あとよ、いまのは格言かなんかか? 大事なとこがスッポリ抜けてるように思うんだが。
まあいいや。そこまで言うんなら『やってみせ』っての、やってやる。
さっきの格言らしきもんの意味と合ってるかは知らねぇが、俺がこの状況を収めてやるさまを見とけ。
集めちまったカネは……、銅貨ばっかりだけどけっこうあんな。誰がいくら放ったかわからんから返すのもままなんねぇ。

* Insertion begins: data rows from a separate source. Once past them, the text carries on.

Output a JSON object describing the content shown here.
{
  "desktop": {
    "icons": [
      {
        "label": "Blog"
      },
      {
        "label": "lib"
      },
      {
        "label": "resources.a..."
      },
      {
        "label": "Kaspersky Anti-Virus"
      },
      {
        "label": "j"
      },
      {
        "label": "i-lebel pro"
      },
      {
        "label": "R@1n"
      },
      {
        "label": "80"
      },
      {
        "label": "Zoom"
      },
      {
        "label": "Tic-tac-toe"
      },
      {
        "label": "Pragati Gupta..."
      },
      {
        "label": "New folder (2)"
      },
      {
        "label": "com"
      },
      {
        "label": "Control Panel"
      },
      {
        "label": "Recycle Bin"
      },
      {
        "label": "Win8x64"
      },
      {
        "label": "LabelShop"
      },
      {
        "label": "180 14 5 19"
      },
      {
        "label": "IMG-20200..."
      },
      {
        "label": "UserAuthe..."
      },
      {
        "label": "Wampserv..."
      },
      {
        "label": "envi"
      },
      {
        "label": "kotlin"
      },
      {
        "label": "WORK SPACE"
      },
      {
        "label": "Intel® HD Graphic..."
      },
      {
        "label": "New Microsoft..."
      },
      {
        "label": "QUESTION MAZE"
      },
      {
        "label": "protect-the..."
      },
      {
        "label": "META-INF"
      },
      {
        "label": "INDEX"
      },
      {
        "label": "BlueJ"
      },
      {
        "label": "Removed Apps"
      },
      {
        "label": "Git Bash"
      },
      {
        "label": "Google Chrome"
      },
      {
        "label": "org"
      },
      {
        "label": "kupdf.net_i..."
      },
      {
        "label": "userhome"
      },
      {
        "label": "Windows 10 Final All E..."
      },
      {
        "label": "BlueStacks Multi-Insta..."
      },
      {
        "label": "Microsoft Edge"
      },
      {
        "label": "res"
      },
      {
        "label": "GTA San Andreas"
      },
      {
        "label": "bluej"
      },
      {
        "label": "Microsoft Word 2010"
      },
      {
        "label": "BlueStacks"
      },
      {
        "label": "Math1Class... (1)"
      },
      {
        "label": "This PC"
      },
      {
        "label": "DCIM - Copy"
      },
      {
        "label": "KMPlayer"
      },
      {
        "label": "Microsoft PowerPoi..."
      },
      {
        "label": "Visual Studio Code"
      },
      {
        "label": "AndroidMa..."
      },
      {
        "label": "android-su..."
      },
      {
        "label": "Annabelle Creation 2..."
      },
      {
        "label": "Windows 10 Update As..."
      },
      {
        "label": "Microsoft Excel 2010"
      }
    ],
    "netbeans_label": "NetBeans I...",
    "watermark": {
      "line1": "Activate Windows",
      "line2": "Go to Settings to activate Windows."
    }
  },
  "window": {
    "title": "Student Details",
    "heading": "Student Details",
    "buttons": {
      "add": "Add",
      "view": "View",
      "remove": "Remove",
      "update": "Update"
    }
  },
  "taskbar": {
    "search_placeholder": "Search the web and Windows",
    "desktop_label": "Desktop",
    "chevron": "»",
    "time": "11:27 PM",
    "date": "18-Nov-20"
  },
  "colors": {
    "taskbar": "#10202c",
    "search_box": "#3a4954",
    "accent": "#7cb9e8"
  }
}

加えて酒場には、商売の邪魔しちまったみてぇだし、このまま去るってのも申し訳ねぇ。
だったらこうだ——
「おうベリル。そいつを酒場の姉さんに渡してやんな」
「ん? まーいーけどー。なんとなく貰っただけだしー」
こういうとき、素直にするのはコイツの数少ねぇ美点だな。
ベリルから手渡されたカネを、店の者は首を傾げながらも受け取った。よし。
「聞いてくれ。まだ仕事の合間って者もいるだろうが、ちょっくら休んでったらどうだ? 陽も暮れてねぇから席の空きもあんだろ。ここで軽く喉を潤してけばいいさ。もうカネは払ってんだからよ」
手元のカネと乗ってきそうな人数をザックリ計算したのか、酒場の姉さんは「どうぞどうぞ」と扉を開く。
「おっ。そうかい」
「せっかくだ。少し茶でも飲んでくか」
「気っ風のいい芸人親子だ。また寄せるときがあったら母ちゃん連れて見に行くぜ!」
でな具合に、二割くらいが店んなかへ。
これでどこにも角が立たんだろ。
とくりゃあ、ここはドサクサ紛れにズラかっちまうに限る。
「おおーう。父ちゃんすごーい」
「だろ」
テメェのしでかしたことの後始末つけてやったんだ。そのまんま親父を尊敬しとけ。
「いやーめちゃ意外だったし。人前でちゃんと喋れんだね」
「オメェ、王都についてからいろんな場面で俺がまともに喋ってんの目の当たりにしてんだろうが」
ついさっきまで王宮でなに見てんだ。っとに。
「いや、まーそーなんだけどー。マジ似合わねーって思ってさー」
「そうかい」
「んじゃあーしもっ。おっじゃましまーす!」
「お、おい待てベリルこらっ」
ベリルのやつ、まさか俺の虚をつくとは——って感心してる場合じゃねぇ! 前のヤツにつづいてスルリと酒場んなか入っちまったじゃねぇか。
追っかけて俺もなかへつづく。と、酒場の者が扉を閉めて、言う。
「二名様ごあんなーい。お好きな席にどうぞ」
それ、案内してねぇと思うんだが。
「父ちゃーん。ここ、ここー!」
ベリルはカウンター席をちょこんと陣取って、俺を手招きしやがった。